Nonviolence can be both a political strategy or a moral philosophy that rejects the use of violence in efforts to attain social or political change. As an alternative to both passive acceptance and armed struggle, nonviolence proclaims other means of popular struggle such as civil disobedience, nonviolent resistance or the power of non co-operation combined with persuasion.

The term nonviolence or nonviolent resistance has come to embody a diversity of techniques for social change without the use of force, as well as the underlying political and philosophical rationale for the use of these techniques. Nonviolent resistance is different from pacifism because it is a direct attack on the oppressor's will and sense of right and wrong.

Most advocates of nonviolence draw their preference for nonviolence either from religious or ethical beliefs, or from political analysis. The first justification for nonviolence is sometimes referred to as principled or ethical nonviolence, while the second is known as pragmatic or strategic.

Nonviolent action comprises three categories.

  1. Acts of Protest and Persuasion, which include protest marches, vigils, public meetings and tools such as banners, placards, candles and flowers.
  2. Non cooperation, the deliberate and strategic refusal to co-operate with an injustice.
  3. Nonviolent Intervention, the deliberate and often physical intervention into a perceived unjust event, such as blockades, occupations, sit-ins, tree sitting and critical mass.

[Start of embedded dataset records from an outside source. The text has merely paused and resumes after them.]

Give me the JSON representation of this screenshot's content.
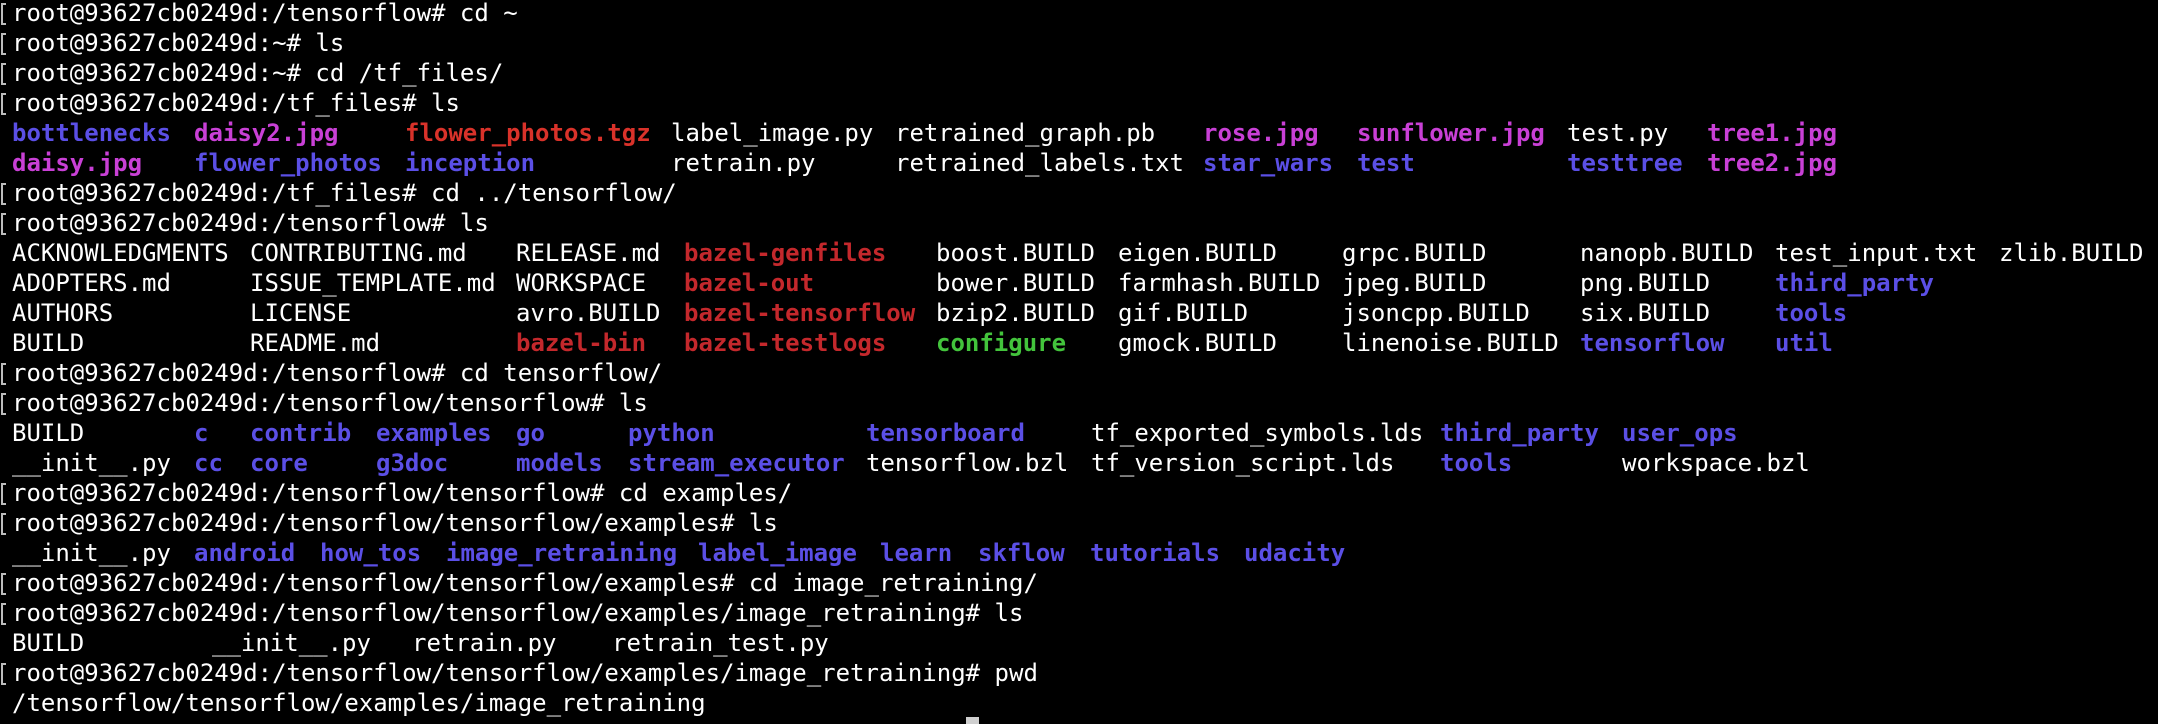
{
  "terminal": {
    "colors": {
      "background": "#000000",
      "text": "#ffffff",
      "directory": "#5b4fe6",
      "image": "#c940d6",
      "archive": "#d9322a",
      "symlink": "#c4282c",
      "executable": "#43c43c"
    },
    "lines": [
      {
        "kind": "prompt",
        "text": "root@93627cb0249d:/tensorflow# cd ~"
      },
      {
        "kind": "prompt",
        "text": "root@93627cb0249d:~# ls"
      },
      {
        "kind": "prompt",
        "text": "root@93627cb0249d:~# cd /tf_files/"
      },
      {
        "kind": "prompt",
        "text": "root@93627cb0249d:/tf_files# ls"
      },
      {
        "kind": "ls",
        "cells": [
          {
            "t": "bottlenecks",
            "c": "dir"
          },
          {
            "t": "daisy2.jpg",
            "c": "img"
          },
          {
            "t": "flower_photos.tgz",
            "c": "arc"
          },
          {
            "t": "label_image.py",
            "c": "file"
          },
          {
            "t": "retrained_graph.pb",
            "c": "file"
          },
          {
            "t": "rose.jpg",
            "c": "img"
          },
          {
            "t": "sunflower.jpg",
            "c": "img"
          },
          {
            "t": "test.py",
            "c": "file"
          },
          {
            "t": "tree1.jpg",
            "c": "img"
          }
        ]
      },
      {
        "kind": "ls",
        "cells": [
          {
            "t": "daisy.jpg",
            "c": "img"
          },
          {
            "t": "flower_photos",
            "c": "dir"
          },
          {
            "t": "inception",
            "c": "dir"
          },
          {
            "t": "retrain.py",
            "c": "file"
          },
          {
            "t": "retrained_labels.txt",
            "c": "file"
          },
          {
            "t": "star_wars",
            "c": "dir"
          },
          {
            "t": "test",
            "c": "dir"
          },
          {
            "t": "testtree",
            "c": "dir"
          },
          {
            "t": "tree2.jpg",
            "c": "img"
          }
        ]
      },
      {
        "kind": "prompt",
        "text": "root@93627cb0249d:/tf_files# cd ../tensorflow/"
      },
      {
        "kind": "prompt",
        "text": "root@93627cb0249d:/tensorflow# ls"
      },
      {
        "kind": "ls",
        "cells": [
          {
            "t": "ACKNOWLEDGMENTS",
            "c": "file"
          },
          {
            "t": "CONTRIBUTING.md",
            "c": "file"
          },
          {
            "t": "RELEASE.md",
            "c": "file"
          },
          {
            "t": "bazel-genfiles",
            "c": "lnk"
          },
          {
            "t": "boost.BUILD",
            "c": "file"
          },
          {
            "t": "eigen.BUILD",
            "c": "file"
          },
          {
            "t": "grpc.BUILD",
            "c": "file"
          },
          {
            "t": "nanopb.BUILD",
            "c": "file"
          },
          {
            "t": "test_input.txt",
            "c": "file"
          },
          {
            "t": "zlib.BUILD",
            "c": "file"
          }
        ]
      },
      {
        "kind": "ls",
        "cells": [
          {
            "t": "ADOPTERS.md",
            "c": "file"
          },
          {
            "t": "ISSUE_TEMPLATE.md",
            "c": "file"
          },
          {
            "t": "WORKSPACE",
            "c": "file"
          },
          {
            "t": "bazel-out",
            "c": "lnk"
          },
          {
            "t": "bower.BUILD",
            "c": "file"
          },
          {
            "t": "farmhash.BUILD",
            "c": "file"
          },
          {
            "t": "jpeg.BUILD",
            "c": "file"
          },
          {
            "t": "png.BUILD",
            "c": "file"
          },
          {
            "t": "third_party",
            "c": "dir"
          }
        ]
      },
      {
        "kind": "ls",
        "cells": [
          {
            "t": "AUTHORS",
            "c": "file"
          },
          {
            "t": "LICENSE",
            "c": "file"
          },
          {
            "t": "avro.BUILD",
            "c": "file"
          },
          {
            "t": "bazel-tensorflow",
            "c": "lnk"
          },
          {
            "t": "bzip2.BUILD",
            "c": "file"
          },
          {
            "t": "gif.BUILD",
            "c": "file"
          },
          {
            "t": "jsoncpp.BUILD",
            "c": "file"
          },
          {
            "t": "six.BUILD",
            "c": "file"
          },
          {
            "t": "tools",
            "c": "dir"
          }
        ]
      },
      {
        "kind": "ls",
        "cells": [
          {
            "t": "BUILD",
            "c": "file"
          },
          {
            "t": "README.md",
            "c": "file"
          },
          {
            "t": "bazel-bin",
            "c": "lnk"
          },
          {
            "t": "bazel-testlogs",
            "c": "lnk"
          },
          {
            "t": "configure",
            "c": "exe"
          },
          {
            "t": "gmock.BUILD",
            "c": "file"
          },
          {
            "t": "linenoise.BUILD",
            "c": "file"
          },
          {
            "t": "tensorflow",
            "c": "dir"
          },
          {
            "t": "util",
            "c": "dir"
          }
        ]
      },
      {
        "kind": "prompt",
        "text": "root@93627cb0249d:/tensorflow# cd tensorflow/"
      },
      {
        "kind": "prompt",
        "text": "root@93627cb0249d:/tensorflow/tensorflow# ls"
      },
      {
        "kind": "ls",
        "cells": [
          {
            "t": "BUILD",
            "c": "file"
          },
          {
            "t": "c",
            "c": "dir"
          },
          {
            "t": "contrib",
            "c": "dir"
          },
          {
            "t": "examples",
            "c": "dir"
          },
          {
            "t": "go",
            "c": "dir"
          },
          {
            "t": "python",
            "c": "dir"
          },
          {
            "t": "tensorboard",
            "c": "dir"
          },
          {
            "t": "tf_exported_symbols.lds",
            "c": "file"
          },
          {
            "t": "third_party",
            "c": "dir"
          },
          {
            "t": "user_ops",
            "c": "dir"
          }
        ]
      },
      {
        "kind": "ls",
        "cells": [
          {
            "t": "__init__.py",
            "c": "file"
          },
          {
            "t": "cc",
            "c": "dir"
          },
          {
            "t": "core",
            "c": "dir"
          },
          {
            "t": "g3doc",
            "c": "dir"
          },
          {
            "t": "models",
            "c": "dir"
          },
          {
            "t": "stream_executor",
            "c": "dir"
          },
          {
            "t": "tensorflow.bzl",
            "c": "file"
          },
          {
            "t": "tf_version_script.lds",
            "c": "file"
          },
          {
            "t": "tools",
            "c": "dir"
          },
          {
            "t": "workspace.bzl",
            "c": "file"
          }
        ]
      },
      {
        "kind": "prompt",
        "text": "root@93627cb0249d:/tensorflow/tensorflow# cd examples/"
      },
      {
        "kind": "prompt",
        "text": "root@93627cb0249d:/tensorflow/tensorflow/examples# ls"
      },
      {
        "kind": "ls",
        "cells": [
          {
            "t": "__init__.py",
            "c": "file"
          },
          {
            "t": "android",
            "c": "dir"
          },
          {
            "t": "how_tos",
            "c": "dir"
          },
          {
            "t": "image_retraining",
            "c": "dir"
          },
          {
            "t": "label_image",
            "c": "dir"
          },
          {
            "t": "learn",
            "c": "dir"
          },
          {
            "t": "skflow",
            "c": "dir"
          },
          {
            "t": "tutorials",
            "c": "dir"
          },
          {
            "t": "udacity",
            "c": "dir"
          }
        ]
      },
      {
        "kind": "prompt",
        "text": "root@93627cb0249d:/tensorflow/tensorflow/examples# cd image_retraining/"
      },
      {
        "kind": "prompt",
        "text": "root@93627cb0249d:/tensorflow/tensorflow/examples/image_retraining# ls"
      },
      {
        "kind": "ls",
        "cells": [
          {
            "t": "BUILD",
            "c": "file"
          },
          {
            "t": "__init__.py",
            "c": "file"
          },
          {
            "t": "retrain.py",
            "c": "file"
          },
          {
            "t": "retrain_test.py",
            "c": "file"
          }
        ]
      },
      {
        "kind": "prompt",
        "text": "root@93627cb0249d:/tensorflow/tensorflow/examples/image_retraining# pwd"
      },
      {
        "kind": "output",
        "text": "/tensorflow/tensorflow/examples/image_retraining"
      }
    ]
  }
}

Tactics must be carefully chosen, taking into account political and cultural circumstances, and form part of a larger plan.

"Unarmed truth is the strongest power in the universe"

Martin Luther King

Why non violence?

  • The powerholders can always call on more force and greater resources than protesters.
  • Violence creates a negative image of the protests and often alienates people who we are trying to rally on our side.
  • Violence never produces long term solutions, there is always residue of hurt and pain that will erupt later.
  • Bringing about peace by violent means is a real contradiction in terms, peace can only come about by peaceful protest.
  • Respect for others is a central theme of non violence. By our actions we are seeking to win our opponents over to our way of thinking, which involves a change of heart, which cannot be achieved by force.

NVDA Movements

Human Rights

  • Abolition of slavery
  • Women?s suffrage
  • Trade union movement
  • U.S civil rights movement
  • Nazi occupied Denmark

National Independence

  • India
  • Pakistan
  • The Philippines
  • Czechoslovakia
  • Ukraine

Nuclear Disarmament

  • Greenham Common
  • Anti-Trident campaigns

A NVDA means you are:

  • peaceful
  • considerate
  • compassionate
  • gentle
  • acting in the interests of the group, not in the heat of the moment

By participating in a demonstration, you are making people aware of something they either didn't know about or had not considered to be a problem. It's best to approach your action with humility and generosity, rather than anger and self righteousness. Loud, insulting and dangerous behaviour is not a part of NVDA or Faslane 365/student blockade.

Remember when participating in a nonviolent direct action that you are not out to make enemies but to win people over to our cause.